Encyclopedia About Tango 

Argentina's famous dance is the subject of a long-running show coming to Centennial Hall

Luis Bravo is on the line from Buenos Aires, Argentina. His voice is faint over the international wire. But his pride is unmistakable.

"This is Mr. Bravo," he says, emphasizing the honorific.

Bravo has lived in the United States for years, but he's been back in his home country taping a PBS special of his dance-and-music extravaganza, Forever Tango.

"We recorded it here in the opera house," he says. "It was beautiful. We did 14 routines. We taped so much that we can have (multiple) cuts."

The PBS show won't air until March, but Tucsonans can see a live preview this Tuesday evening, when the long-running show touches down at Centennial Hall. Fourteen dancers, 11 musicians and a singer will perform the exact routines that the rest of America will see on the small screen.

Granted, the Tucson audience won't get the ornate backdrops of the 19th-century Teatro Coliseo Podestá, but they will get "an encyclopedia about tango," Bravo promises. "There'll be a wide spectrum of color and repertory. It will be really nice."

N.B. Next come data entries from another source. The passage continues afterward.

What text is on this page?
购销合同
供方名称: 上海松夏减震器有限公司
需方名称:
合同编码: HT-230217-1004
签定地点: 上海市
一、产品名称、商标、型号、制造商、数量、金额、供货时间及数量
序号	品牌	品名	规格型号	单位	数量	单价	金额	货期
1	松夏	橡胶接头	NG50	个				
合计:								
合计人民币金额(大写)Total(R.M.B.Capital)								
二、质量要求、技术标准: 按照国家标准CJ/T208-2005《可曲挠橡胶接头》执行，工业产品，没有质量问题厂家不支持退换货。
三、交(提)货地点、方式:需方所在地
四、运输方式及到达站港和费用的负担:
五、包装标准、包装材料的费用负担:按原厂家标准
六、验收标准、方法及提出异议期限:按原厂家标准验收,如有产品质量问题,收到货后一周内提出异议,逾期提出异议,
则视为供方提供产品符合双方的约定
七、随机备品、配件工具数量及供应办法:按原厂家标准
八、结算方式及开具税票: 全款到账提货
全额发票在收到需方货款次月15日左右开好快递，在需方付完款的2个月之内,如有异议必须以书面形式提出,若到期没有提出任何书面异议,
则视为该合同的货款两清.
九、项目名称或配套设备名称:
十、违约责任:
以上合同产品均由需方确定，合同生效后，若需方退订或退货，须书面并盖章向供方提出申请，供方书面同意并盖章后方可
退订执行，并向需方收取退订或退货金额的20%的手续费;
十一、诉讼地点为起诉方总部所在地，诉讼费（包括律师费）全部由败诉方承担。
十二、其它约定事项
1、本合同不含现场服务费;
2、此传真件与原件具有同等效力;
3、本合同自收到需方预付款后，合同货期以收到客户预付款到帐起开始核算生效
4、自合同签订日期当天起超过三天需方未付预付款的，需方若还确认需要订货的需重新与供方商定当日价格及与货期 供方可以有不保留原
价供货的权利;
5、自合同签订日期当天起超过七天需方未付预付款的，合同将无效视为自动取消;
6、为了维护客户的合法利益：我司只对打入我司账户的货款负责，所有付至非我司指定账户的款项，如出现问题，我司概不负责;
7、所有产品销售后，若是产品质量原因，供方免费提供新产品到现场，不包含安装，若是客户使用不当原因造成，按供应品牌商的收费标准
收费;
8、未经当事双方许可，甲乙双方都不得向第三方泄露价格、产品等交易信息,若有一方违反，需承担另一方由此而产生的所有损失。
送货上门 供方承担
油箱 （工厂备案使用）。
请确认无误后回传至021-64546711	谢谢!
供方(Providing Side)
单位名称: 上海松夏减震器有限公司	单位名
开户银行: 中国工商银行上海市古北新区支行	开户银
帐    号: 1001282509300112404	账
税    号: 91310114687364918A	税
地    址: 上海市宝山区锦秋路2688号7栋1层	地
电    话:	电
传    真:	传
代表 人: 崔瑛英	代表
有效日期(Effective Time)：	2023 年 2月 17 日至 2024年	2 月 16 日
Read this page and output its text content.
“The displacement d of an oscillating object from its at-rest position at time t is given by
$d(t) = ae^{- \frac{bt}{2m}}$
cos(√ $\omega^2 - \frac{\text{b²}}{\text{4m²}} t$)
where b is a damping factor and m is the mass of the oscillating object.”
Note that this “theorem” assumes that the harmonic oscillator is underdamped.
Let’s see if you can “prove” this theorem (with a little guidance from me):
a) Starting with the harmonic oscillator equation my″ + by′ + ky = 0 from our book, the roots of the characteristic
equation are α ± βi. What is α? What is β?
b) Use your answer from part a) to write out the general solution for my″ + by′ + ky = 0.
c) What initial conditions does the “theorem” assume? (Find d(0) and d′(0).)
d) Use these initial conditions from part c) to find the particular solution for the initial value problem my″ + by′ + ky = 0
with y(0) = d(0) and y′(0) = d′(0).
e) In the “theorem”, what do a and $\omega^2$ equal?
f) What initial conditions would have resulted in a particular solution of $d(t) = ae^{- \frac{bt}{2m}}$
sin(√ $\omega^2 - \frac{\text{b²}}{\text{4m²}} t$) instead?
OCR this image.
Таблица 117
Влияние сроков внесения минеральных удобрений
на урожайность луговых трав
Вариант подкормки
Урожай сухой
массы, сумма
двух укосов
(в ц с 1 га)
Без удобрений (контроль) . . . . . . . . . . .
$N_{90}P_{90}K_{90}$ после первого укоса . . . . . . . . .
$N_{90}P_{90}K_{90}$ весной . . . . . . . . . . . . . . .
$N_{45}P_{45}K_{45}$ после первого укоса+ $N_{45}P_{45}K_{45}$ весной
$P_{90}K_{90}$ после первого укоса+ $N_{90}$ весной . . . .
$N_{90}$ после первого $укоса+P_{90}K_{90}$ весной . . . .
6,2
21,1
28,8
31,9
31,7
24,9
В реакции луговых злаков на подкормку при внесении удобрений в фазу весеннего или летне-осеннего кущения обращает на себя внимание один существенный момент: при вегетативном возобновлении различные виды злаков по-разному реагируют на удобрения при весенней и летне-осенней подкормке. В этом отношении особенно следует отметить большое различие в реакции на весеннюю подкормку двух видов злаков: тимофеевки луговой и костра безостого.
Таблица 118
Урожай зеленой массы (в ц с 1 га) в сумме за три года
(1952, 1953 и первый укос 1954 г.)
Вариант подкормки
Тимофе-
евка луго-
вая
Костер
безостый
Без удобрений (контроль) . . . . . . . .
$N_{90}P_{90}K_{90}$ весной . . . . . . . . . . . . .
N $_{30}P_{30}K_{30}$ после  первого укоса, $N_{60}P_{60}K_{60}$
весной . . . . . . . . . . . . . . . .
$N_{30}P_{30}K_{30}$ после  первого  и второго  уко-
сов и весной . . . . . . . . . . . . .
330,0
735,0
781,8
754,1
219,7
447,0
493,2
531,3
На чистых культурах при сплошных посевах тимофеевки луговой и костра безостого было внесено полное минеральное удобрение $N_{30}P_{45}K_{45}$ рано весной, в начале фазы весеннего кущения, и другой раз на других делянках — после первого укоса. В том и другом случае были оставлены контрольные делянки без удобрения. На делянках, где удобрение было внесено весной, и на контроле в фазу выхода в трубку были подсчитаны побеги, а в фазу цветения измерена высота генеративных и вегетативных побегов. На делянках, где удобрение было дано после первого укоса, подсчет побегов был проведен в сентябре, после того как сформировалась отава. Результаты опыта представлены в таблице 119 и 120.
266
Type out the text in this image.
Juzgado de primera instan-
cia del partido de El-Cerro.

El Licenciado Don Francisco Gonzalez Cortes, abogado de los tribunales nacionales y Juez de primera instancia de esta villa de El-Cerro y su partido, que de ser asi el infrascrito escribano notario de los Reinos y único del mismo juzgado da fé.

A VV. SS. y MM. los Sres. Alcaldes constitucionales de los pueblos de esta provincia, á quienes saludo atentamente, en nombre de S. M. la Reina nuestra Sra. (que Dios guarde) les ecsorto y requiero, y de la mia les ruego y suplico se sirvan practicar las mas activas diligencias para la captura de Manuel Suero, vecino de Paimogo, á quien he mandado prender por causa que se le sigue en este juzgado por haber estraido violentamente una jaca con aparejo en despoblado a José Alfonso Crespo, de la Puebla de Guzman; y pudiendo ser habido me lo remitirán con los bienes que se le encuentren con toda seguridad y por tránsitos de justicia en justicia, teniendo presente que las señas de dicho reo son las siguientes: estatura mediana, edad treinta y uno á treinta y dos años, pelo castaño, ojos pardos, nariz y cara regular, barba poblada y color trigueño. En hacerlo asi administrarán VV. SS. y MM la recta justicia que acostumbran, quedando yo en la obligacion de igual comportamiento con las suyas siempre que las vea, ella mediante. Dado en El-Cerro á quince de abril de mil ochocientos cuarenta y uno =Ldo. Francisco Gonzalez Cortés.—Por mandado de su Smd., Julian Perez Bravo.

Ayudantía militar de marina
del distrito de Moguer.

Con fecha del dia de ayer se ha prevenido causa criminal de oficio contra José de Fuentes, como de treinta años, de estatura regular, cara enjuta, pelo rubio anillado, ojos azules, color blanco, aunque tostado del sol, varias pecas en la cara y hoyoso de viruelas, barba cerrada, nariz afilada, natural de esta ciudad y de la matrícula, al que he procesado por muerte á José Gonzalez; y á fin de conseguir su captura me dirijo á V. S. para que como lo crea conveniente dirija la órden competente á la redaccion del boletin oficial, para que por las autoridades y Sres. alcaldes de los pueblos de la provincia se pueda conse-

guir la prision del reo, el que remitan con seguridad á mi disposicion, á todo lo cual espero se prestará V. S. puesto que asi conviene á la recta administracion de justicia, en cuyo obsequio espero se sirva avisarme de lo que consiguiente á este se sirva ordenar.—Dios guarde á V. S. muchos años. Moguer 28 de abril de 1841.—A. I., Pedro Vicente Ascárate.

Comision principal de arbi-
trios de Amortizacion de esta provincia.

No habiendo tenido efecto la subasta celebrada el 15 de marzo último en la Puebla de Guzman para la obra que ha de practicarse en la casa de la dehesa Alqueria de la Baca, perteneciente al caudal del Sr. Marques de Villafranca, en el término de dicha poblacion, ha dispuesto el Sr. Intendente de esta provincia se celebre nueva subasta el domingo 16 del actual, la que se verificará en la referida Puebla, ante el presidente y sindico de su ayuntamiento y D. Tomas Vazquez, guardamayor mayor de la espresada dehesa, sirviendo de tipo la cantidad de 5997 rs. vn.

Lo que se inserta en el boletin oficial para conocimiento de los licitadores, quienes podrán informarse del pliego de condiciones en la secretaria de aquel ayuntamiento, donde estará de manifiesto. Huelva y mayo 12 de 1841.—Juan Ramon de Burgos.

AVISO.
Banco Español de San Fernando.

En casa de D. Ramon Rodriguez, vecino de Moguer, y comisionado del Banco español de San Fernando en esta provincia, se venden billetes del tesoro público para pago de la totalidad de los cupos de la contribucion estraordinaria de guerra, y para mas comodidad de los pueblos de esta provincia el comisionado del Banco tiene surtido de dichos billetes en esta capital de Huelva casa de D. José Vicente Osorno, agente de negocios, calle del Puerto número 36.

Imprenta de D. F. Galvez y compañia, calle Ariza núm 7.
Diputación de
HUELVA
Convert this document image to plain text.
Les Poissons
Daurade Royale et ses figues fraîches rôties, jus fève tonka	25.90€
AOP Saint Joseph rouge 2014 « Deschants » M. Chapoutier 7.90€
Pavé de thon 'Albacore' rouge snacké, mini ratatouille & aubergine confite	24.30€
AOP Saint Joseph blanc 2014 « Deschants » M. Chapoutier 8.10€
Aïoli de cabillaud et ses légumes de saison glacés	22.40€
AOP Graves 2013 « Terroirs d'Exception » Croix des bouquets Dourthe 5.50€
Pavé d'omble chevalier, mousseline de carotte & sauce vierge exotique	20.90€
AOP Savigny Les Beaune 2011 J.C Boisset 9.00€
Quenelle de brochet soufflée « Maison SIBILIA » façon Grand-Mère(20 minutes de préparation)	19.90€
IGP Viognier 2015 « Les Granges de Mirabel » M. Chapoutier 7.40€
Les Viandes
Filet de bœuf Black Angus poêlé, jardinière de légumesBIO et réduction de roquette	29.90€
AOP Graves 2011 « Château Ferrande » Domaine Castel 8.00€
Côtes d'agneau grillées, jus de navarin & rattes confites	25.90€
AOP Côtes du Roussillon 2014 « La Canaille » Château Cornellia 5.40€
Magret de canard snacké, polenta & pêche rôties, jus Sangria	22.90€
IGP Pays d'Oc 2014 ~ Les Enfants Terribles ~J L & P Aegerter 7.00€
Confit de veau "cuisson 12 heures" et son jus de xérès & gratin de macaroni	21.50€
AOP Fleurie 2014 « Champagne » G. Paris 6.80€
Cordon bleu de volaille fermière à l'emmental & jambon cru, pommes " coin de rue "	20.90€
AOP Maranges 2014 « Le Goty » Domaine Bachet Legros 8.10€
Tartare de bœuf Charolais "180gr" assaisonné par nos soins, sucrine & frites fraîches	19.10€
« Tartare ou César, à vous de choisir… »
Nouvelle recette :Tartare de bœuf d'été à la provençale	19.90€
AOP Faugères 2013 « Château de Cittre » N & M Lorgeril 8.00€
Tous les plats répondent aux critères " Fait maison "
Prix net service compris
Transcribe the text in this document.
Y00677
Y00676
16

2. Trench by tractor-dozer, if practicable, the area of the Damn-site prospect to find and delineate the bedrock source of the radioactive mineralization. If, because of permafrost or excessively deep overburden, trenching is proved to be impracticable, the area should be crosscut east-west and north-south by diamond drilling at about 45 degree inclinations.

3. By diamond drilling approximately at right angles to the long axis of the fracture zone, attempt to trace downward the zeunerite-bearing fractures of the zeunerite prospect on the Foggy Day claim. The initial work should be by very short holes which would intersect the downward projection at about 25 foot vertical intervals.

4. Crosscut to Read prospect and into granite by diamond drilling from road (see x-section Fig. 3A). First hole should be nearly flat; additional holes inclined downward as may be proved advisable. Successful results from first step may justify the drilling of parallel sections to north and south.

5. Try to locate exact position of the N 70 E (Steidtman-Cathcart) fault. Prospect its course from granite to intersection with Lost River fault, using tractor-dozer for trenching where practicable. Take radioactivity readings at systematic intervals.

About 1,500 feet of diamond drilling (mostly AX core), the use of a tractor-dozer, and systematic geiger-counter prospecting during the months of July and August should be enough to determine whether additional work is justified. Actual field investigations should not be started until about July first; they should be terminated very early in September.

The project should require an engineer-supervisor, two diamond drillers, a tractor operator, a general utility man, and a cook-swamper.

The long-running Forever Tango debuted in 1990 in San Francisco, and has since traveled round the world.

"More than 5 million people have seen it," Bravo says, in Italy, England, Portugal, Japan and Mexico. A year-long Broadway production in the mid-'90s generated Tony and Drama Desk award nominations. The New York Times dance critic Jennifer Dunning rated the show a "must-see."

The cast is exclusively Argentine, Bravo says. Singer Carlos Morel sings the steamy accompaniment to the sensuous moves of the dancers. The musicians include four players of the bandoneón, a tango requisite descended from the German accordion brought to Argentina by immigrants in the late 19th century.

Bravo's show traces the history of tango from the brothels in the port city of Buenos Aires to respectable stage productions like this one, in which ladies wear evening gowns and heels, and gentlemen wear tuxes.

"There are many versions of how tango began," he explains. "It was considered a lascivious dance."

Located along the Atlantic, Buenos Aires teemed with sailors and immigrants from countries all over Europe, from Spain to Italy to Germany. The sailors were called "porteños," Bravo writes in a short history of tango, and in the 1880s converged on the bars and houses of ill repute, mixing with working-class locals.

The men's competition for women helped generate tango: The stylized back-and-forth dance mimics sex itself. But it sometimes enacts the jousting of young men pushing each other into greater feats of bravado. Even today, the melancholy music and dramatic dance moves are popular in Argentine clubs, he says.

The music that came to be linked with tango is a "heady cultural brew," Bravo writes. That German accordion is in there, and so are Spanish rhythms, the milonga music of the pampas and possibly African beats handed down from the slaves. The word "tango," he says, may come from African drums called tan-go, or from the Latin word tango, "I touch."

Forever Tango has "group numbers and musical interludes. It's very elegant, a social dance, but it's about the dark side."

Bravo grew up in Anatuya, Santiago del Estero, in the "middle of the country, a poor area," and came to tango through music.

"I started as a cellist, and I have always been involved with tango as a musician. It's in the atmosphere here. It's everywhere."

His family moved to Buenos Aires when he was 8, and he studied at a municipal conservatory and at the University of Buenos Aires. After playing with the Argentine National Symphony, he came to the United States and studied and performed here, including with the Los Angeles Philharmonic Institute Orchestra.

When he returned home, he says, "I didn't find the country that I had left. I wanted to come to the U.S. and pursue a career." He hit on the idea of staging a tango revue, and has been directing Forever Tango ever since.

Bravo still performs music, in Argentina and elsewhere.

"I make recordings as a concert player, and sometimes, I play with orchestras." He has also produced a second stage production, Malambo, which showcases multiple strands of Argentine music and dance, including the country dances of the gaucho. But his heart belongs to tango.

For him, tango is the music not only of the immigrant, but of the emigrant--"someone who is always leaving and never finds home."

And in Tucson, Mr. Bravo will perform the music himself.

"I will play on stage," he promises.

This weekend, another dance concert, on a smaller scale, will have local dancers and choreographers converging on ZUZI's Theater, to try out work in progress on a live audience. The show's name, Gotta Have HeART, honors not only Valentine's Day, but the grit of those brave enough to unveil their embryonic efforts.